Energy Project Budget Overruns: Per-Source Data
Energy projects show the widest variance in overrun rates of any infrastructure category. Nuclear and frontier oil-and-gas plants are catastrophic. Solar and wind are remarkably well-behaved.
| Energy source | Mean cost overrun | Worst-case examples |
|---|---|---|
| Nuclear (large gen-III/III+) | +120% | Olkiluoto-3 (+300%), Flamanville (+450%), Hinkley Point C (+150%) |
| Frontier oil and gas (Arctic, deep water) | +100% to +400% | Kashagan (+400%), Sakhalin-2 (+100%) |
| Conventional oil and gas | +34% | Various LNG facilities |
| Hydroelectric and large dams | +96% | Itaipu (+240%), Three Gorges |
| Coal-fired | +27% | Kemper IGCC (+400%) |
| Onshore wind | +8% | Block Island (+40% offshore) |
| Offshore wind | +13% | Vineyard Wind 1 |
| Utility-scale solar PV | +1% | Cestas (+25%) |
| Power transmission | +8% | HVDC inter-connectors |
Sources: Flyvbjerg (2024), Sovacool & Cooper (2013, UEA), and project-specific regulatory filings (EDF, OL3 owners' consortium, EPA Kemper).

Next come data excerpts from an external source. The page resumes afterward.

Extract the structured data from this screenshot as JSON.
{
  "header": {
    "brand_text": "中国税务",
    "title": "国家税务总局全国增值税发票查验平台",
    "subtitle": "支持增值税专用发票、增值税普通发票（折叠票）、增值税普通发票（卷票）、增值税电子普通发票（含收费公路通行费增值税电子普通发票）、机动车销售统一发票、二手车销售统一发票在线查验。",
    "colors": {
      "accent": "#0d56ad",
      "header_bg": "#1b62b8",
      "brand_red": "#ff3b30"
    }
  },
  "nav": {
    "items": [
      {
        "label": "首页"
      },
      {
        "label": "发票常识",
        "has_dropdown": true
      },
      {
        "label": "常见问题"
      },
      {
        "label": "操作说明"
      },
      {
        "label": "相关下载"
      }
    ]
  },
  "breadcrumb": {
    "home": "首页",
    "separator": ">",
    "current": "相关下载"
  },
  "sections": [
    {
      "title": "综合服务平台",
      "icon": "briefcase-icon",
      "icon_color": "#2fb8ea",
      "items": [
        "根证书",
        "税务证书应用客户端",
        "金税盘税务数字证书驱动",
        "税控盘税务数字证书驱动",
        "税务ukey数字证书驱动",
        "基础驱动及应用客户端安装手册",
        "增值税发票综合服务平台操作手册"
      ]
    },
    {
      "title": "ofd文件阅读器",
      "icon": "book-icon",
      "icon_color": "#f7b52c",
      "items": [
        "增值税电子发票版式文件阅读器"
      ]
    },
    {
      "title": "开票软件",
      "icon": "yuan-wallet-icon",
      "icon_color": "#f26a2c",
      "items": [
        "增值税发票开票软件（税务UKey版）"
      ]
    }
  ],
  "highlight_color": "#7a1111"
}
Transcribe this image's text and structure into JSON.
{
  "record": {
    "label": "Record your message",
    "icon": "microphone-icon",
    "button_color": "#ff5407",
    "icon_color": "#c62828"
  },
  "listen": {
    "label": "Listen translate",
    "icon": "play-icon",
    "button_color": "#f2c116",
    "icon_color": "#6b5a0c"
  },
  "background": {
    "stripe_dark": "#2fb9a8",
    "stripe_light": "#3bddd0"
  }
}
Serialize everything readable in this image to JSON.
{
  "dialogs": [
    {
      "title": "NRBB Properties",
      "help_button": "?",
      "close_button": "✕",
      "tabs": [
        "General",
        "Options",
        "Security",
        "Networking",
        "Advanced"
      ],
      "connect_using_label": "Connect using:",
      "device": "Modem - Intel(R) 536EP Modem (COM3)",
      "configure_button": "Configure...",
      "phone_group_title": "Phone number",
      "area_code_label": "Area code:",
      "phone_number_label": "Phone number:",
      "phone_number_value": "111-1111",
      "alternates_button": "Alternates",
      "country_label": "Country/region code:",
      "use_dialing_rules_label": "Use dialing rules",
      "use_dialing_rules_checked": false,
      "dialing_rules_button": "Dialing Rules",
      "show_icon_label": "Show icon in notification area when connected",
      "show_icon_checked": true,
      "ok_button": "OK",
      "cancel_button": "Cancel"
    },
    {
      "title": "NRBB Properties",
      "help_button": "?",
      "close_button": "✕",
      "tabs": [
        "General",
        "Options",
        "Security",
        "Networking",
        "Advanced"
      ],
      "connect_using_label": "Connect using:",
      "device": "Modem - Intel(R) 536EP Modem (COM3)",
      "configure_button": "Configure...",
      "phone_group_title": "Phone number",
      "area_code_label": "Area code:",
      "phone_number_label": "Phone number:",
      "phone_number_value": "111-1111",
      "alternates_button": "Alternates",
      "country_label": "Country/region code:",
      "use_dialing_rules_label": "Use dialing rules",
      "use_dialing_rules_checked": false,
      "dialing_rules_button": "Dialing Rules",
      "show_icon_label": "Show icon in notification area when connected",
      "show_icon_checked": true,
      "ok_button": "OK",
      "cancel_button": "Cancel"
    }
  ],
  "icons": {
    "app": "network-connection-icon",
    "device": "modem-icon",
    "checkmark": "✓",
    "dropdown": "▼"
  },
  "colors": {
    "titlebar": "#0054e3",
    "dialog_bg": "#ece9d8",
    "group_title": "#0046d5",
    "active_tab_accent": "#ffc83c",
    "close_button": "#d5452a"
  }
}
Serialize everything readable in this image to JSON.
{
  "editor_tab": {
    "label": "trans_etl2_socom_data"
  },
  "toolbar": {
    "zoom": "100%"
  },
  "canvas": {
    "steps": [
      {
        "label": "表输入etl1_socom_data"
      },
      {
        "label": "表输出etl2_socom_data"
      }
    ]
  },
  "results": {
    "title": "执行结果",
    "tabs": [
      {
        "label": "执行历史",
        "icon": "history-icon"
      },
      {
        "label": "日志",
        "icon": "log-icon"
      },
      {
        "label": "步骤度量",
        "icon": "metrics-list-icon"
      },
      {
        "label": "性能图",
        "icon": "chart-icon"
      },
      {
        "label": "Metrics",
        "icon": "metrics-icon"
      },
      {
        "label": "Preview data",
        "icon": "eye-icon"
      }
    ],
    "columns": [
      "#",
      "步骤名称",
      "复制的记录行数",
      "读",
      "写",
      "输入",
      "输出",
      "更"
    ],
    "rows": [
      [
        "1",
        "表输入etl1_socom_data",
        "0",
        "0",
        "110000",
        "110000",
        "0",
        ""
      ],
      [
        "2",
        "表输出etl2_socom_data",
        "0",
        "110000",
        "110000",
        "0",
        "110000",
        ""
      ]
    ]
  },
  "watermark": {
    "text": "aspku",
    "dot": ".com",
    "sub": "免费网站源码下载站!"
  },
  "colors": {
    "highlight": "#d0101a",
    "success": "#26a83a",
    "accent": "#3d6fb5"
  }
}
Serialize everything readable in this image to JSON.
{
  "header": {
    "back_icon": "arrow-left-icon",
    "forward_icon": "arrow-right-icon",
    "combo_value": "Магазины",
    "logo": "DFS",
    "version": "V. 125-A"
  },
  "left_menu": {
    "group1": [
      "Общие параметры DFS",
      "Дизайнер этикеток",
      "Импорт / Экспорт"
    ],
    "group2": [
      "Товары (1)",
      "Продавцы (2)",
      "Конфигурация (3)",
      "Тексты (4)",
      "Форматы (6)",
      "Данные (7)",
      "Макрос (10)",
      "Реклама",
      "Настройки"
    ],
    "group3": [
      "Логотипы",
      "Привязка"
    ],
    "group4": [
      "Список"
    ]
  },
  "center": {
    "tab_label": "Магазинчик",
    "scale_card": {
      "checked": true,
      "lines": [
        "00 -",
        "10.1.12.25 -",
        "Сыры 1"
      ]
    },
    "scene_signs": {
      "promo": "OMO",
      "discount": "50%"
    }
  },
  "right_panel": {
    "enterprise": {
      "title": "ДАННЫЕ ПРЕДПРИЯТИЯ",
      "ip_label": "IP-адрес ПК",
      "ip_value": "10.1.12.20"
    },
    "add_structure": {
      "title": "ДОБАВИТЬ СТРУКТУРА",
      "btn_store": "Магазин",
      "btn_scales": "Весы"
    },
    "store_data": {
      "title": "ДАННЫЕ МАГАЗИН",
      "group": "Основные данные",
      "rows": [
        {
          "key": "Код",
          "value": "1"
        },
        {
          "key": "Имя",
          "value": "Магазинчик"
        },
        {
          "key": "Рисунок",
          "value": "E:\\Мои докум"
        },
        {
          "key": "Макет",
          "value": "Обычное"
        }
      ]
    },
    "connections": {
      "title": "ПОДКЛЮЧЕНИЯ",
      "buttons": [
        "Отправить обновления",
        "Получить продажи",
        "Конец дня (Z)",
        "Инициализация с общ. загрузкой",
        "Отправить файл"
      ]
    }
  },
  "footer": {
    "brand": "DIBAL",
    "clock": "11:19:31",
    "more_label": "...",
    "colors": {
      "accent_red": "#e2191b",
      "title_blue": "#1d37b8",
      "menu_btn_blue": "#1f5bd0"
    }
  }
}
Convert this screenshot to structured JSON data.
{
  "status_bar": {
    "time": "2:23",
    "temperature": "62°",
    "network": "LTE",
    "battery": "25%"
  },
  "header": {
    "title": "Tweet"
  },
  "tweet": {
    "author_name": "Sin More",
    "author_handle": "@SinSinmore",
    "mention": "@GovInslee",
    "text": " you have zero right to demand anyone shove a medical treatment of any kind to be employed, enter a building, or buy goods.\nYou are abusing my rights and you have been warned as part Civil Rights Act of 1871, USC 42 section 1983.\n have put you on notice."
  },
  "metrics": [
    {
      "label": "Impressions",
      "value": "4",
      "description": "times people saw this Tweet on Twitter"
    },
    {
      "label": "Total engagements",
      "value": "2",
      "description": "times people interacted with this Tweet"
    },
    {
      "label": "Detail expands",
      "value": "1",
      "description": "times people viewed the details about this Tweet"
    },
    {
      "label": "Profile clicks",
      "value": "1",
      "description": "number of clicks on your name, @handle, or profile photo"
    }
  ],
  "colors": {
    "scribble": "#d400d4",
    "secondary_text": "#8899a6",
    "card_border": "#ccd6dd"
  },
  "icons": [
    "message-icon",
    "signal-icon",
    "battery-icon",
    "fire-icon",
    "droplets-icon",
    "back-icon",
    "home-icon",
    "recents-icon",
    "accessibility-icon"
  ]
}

Why solar and wind behave so much better than nuclear
Solar panels and wind turbines are modular products built on a factory line. Each new project deploys roughly the same units as the last. The marginal project benefits from the learning curve of every previous one, and the design risk is borne once at the OEM, not project by project.
Nuclear plants are the opposite. Almost every gen-III reactor built in the last 25 years has been a first-of-a-kind or first-in-country, with bespoke site engineering, bespoke regulatory negotiation, and a supply chain that lost most of its expertise during the 1990s-2000s nuclear hiatus. There is no learning curve when every plant is a one-off.
This is the strongest argument for small modular reactors (SMRs): if they can hit a true factory-built, repeatable design, overrun risk should converge with solar rather than with traditional nuclear.